7. 中野駅(群馬県・わたらせ渓谷鐵道)

のどかな山里の斜面に張り付くように存在する、簡素極まる無人駅 花輪駅と小中駅の間に位置し、周囲の静かな山村の風景に溶け込むように佇んでいます。ホームは列車の長さギリギリの非常に短いもので、簡素な上屋があるのみ。観光列車が通過していく静かな昼下がり、風に揺れる木々の音だけが周囲を満たす、これといった主張をしない佇まいそのものが贅沢に感じられる駅です。

8. 滝駅(栃木県・烏山線)

駅のすぐ目の前に轟く広大な名瀑、「龍門の滝」の息吹を感じる駅 完全に孤立した無人地帯ではありませんが、駅から歩いてすぐの場所に、江川にかかる幅65メートル・落差20メートルの壮大な「龍門の滝」があることで有名です。列車を降りると、すでに遠くから滝の轟音が響いてきます。のどかな田園地帯を走る烏山線ののんびりとした空気と、ダイナミックな自然の対比を同時に味わえる大人の散策にぴったりの駅です。

9. 盛金駅(茨城県・水郡線)

奥久慈の豊かな自然と久慈川の流れに抱かれた、静寂の里山駅 茨城県常陸大宮市の北部、奥久慈と呼ばれる山深いエリアに位置する水郡線の駅です。駅の近くには鮎釣りで有名な久慈川がゆったりと流れており、周囲ののどかな山々と田園風景が美しい調和を見せています。懐かしいディーゼルカーがエンジン音を響かせて走り去ったあとの深い静寂は、日々の忙しさを忘れさせてくれます。

10. 中根駅(茨城県・ひたちなか海浜鉄道湊線)

都会の喧騒から隔絶された、一面の広大な田園地帯にぽつんと浮かぶ駅 水戸駅からほど近い勝田駅からローカル線に揺られ数分、突如として視界が開け、見渡す限りの広大な水田地帯の真ん中に現れる駅です。駅周辺には遮るものがなく、初夏には青々とした稲穂、秋には黄金色の絨毯が広がります。まるで日本の原風景を切り取ったかのような絵画的な美しさがあり、懐かしい風に吹かれながら佇むのにふさわしい海の近くの隠れ駅です。

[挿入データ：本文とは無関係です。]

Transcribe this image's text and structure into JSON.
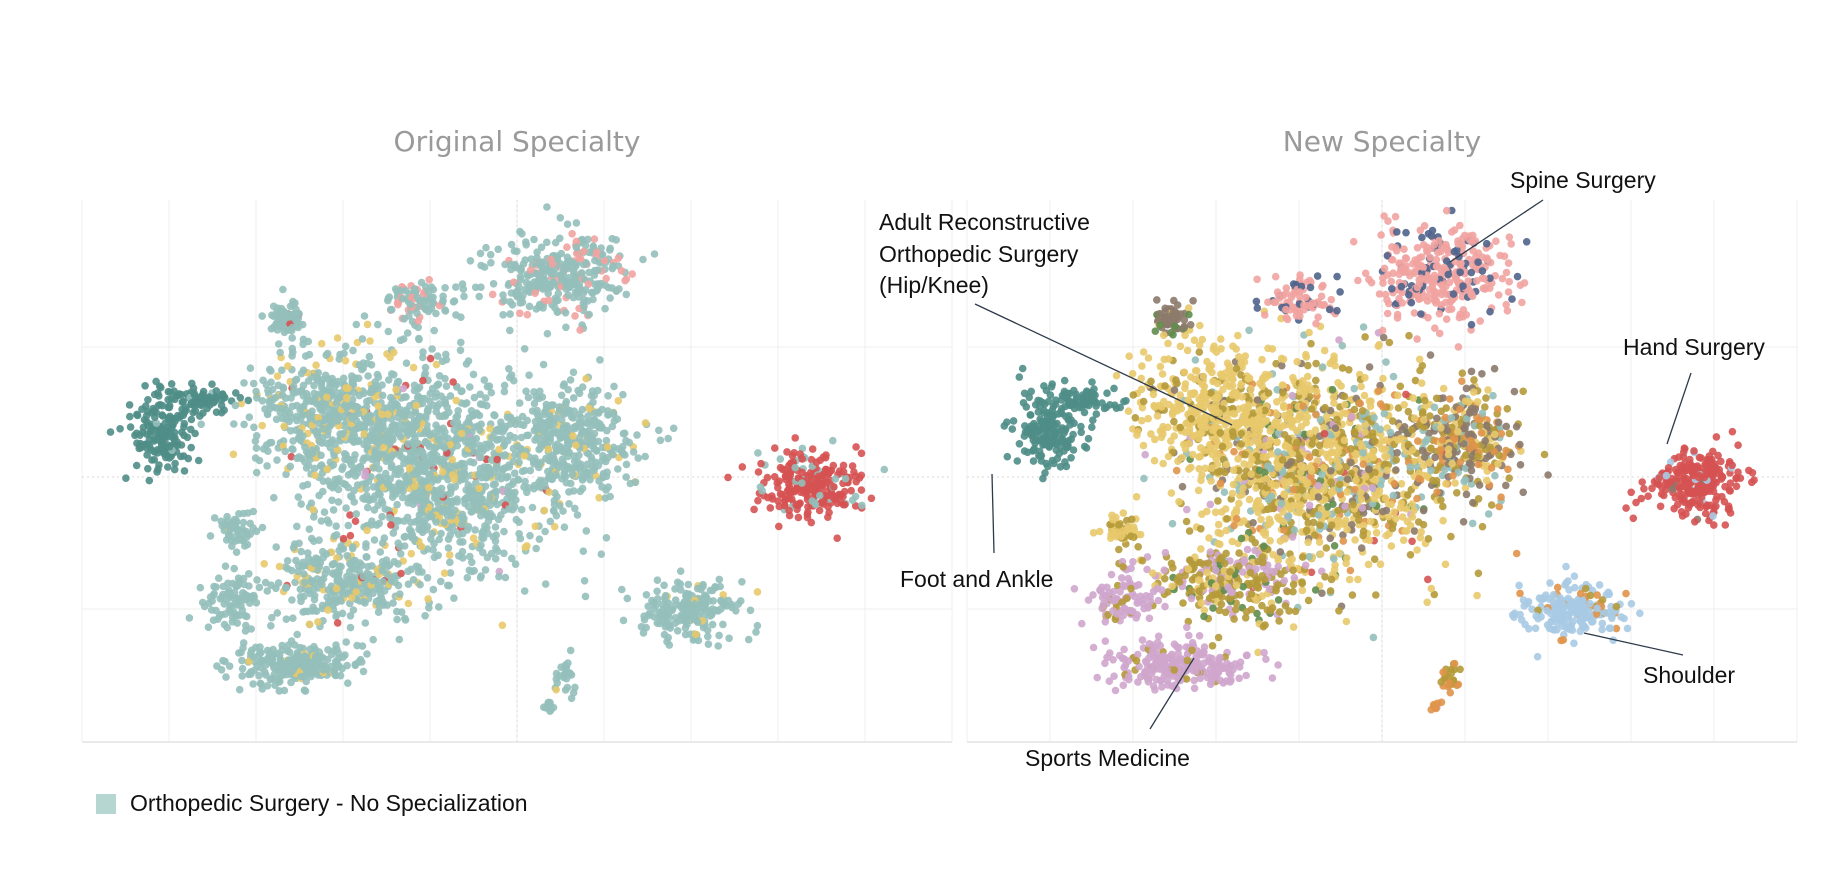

北関東の秘境駅巡りのポイント 上越線の国境区間や吾妻線の末端、野岩鉄道などは列車の本数が非常に限られているため、綿密な計画が必要です。車やレンタカーで近くの観光地(水上温泉や四万十、那須など)を巡りつつ、駅にアプローチして一駅だけ往復するような、時間と体力にゆとりを持たせた「大人のハイブリッド旅」が非常によく馴染みます。